After having loved Nnedi Okorafor's fantasy novel, Who Fears Death, I've been reading more of her work. I like the way she incorporates Nigerian folklore/spirituality. Lagoon uses a traditional science fiction trope, alien first contact, to show us Lagos, Nigeria's largest city.
I read another first contact novel called The Blue African and reviewed it here. They both deal with alien first contact in Africa. The Blue African is tightly focused on the viewpoint of the alien ambassador, Porter Tellez. Lagoon takes a panoramic view of the lives of many characters in Lagos and how they are impacted by the arrival of the aliens. The Blue African is historical, takes place in South Africa and contains a great deal of overt didacticism about the evils of apartheid. It also was pessimistic in its outlook on humanity and not quite as well written as I would like. Lagoon takes place in 21st century Nigeria and contains less preachiness. Environmental degradation is the issue that concerns these aliens particularly water pollution. The aliens in Lagoon are also optimistic about bringing positive change to Lagos.
My only area of disappointment with Lagoon is that the panoramic perspective doesn't lend itself to deep or complex characterization. I wanted to know more about some of these characters than I got.
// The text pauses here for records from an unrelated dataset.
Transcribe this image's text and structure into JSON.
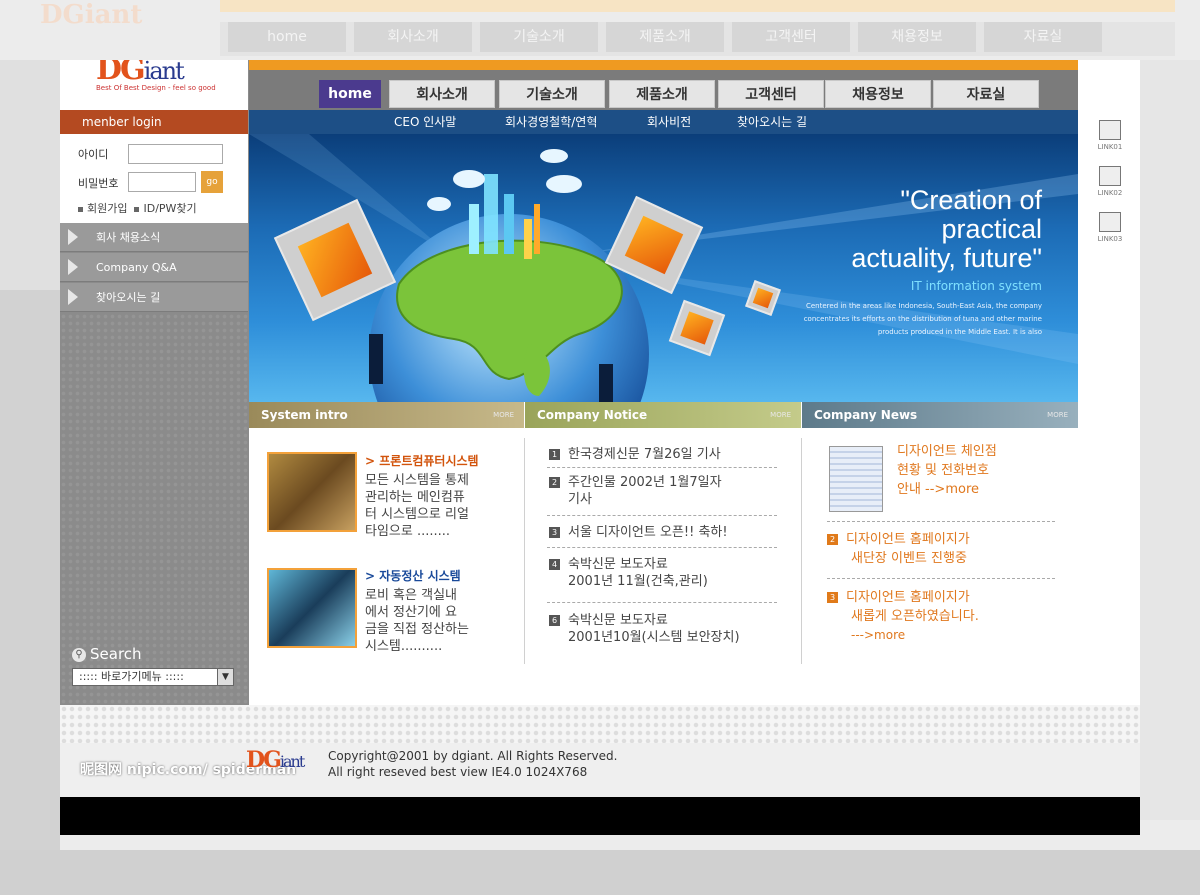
{
  "brand": {
    "logo": "DGiant",
    "tagline": "Best Of Best Design - feel so good"
  },
  "login": {
    "header": "menber login",
    "id_label": "아이디",
    "pw_label": "비밀번호",
    "go_label": "go",
    "join_link": "회원가입",
    "find_link": "ID/PW찾기"
  },
  "side_menu": [
    "회사 채용소식",
    "Company Q&A",
    "찾아오시는 길"
  ],
  "search": {
    "label": "Search",
    "select_value": "::::: 바로가기메뉴 :::::"
  },
  "nav": {
    "home": "home",
    "tabs": [
      "회사소개",
      "기술소개",
      "제품소개",
      "고객센터",
      "채용정보",
      "자료실"
    ]
  },
  "sub_nav": [
    "CEO 인사말",
    "회사경영철학/연혁",
    "회사비전",
    "찾아오시는 길"
  ],
  "hero": {
    "title_line1": "\"Creation of",
    "title_line2": "practical",
    "title_line3": "actuality, future\"",
    "subtitle": "IT information system",
    "desc": "Centered in the areas like Indonesia, South-East Asia, the company concentrates its efforts on the distribution of tuna and other marine products produced in the Middle East. It is also"
  },
  "panels": {
    "system_intro": {
      "title": "System intro",
      "more": "MORE",
      "items": [
        {
          "title": "프론트컴퓨터시스템",
          "text_1": "모든 시스템을 통제",
          "text_2": "관리하는 메인컴퓨",
          "text_3": "터 시스템으로 리얼",
          "text_4": "타임으로 ........"
        },
        {
          "title": "자동정산 시스템",
          "text_1": "로비 혹은 객실내",
          "text_2": "에서 정산기에 요",
          "text_3": "금을 직접 정산하는",
          "text_4": "시스템.........."
        }
      ]
    },
    "company_notice": {
      "title": "Company Notice",
      "more": "MORE",
      "items": [
        {
          "n": "1",
          "line1": "한국경제신문 7월26일 기사",
          "line2": ""
        },
        {
          "n": "2",
          "line1": "주간인물 2002년 1월7일자",
          "line2": "기사"
        },
        {
          "n": "3",
          "line1": "서울 디자이언트 오픈!! 축하!",
          "line2": ""
        },
        {
          "n": "4",
          "line1": "숙박신문 보도자료",
          "line2": "2001년 11월(건축,관리)"
        },
        {
          "n": "6",
          "line1": "숙박신문 보도자료",
          "line2": "2001년10월(시스템 보안장치)"
        }
      ]
    },
    "company_news": {
      "title": "Company News",
      "more": "MORE",
      "first_1": "디자이언트 체인점",
      "first_2": "현황 및 전화번호",
      "first_3": "안내 -->more",
      "items": [
        {
          "n": "2",
          "line1": "디자이언트 홈페이지가",
          "line2": "새단장 이벤트 진행중",
          "line3": ""
        },
        {
          "n": "3",
          "line1": "디자이언트 홈페이지가",
          "line2": "새롭게 오픈하였습니다.",
          "line3": "--->more"
        }
      ]
    }
  },
  "right_links": [
    "LINK01",
    "LINK02",
    "LINK03"
  ],
  "footer": {
    "copyright_1": "Copyright@2001 by dgiant. All Rights Reserved.",
    "copyright_2": "All right reseved best view IE4.0 1024X768",
    "watermark": "昵图网 nipic.com/ spiderman"
  },
  "ghost": {
    "nav": [
      "home",
      "회사소개",
      "기술소개",
      "제품소개",
      "고객센터",
      "채용정보",
      "자료실"
    ]
  },
  "colors": {
    "accent": "#ef9a21",
    "login_header": "#b44a21",
    "nav_home": "#4b3a8e",
    "hero": "#1c6bb5"
  }
}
The Nigerian folklore content doesn't quite make up for the characterization deficit. There was less of it than I hoped. Yet that small amount of folklore was fascinating. I was particularly interested in the Ijele masked dancing ceremony. I found a video about Ijele on You Tube. I'd never heard of Ijele previously.
Lagoon was interesting even though it didn't meet all my expectations. I have a copy of Okorafor's more recent book, Binti, on my Kindle and I have high hopes for it.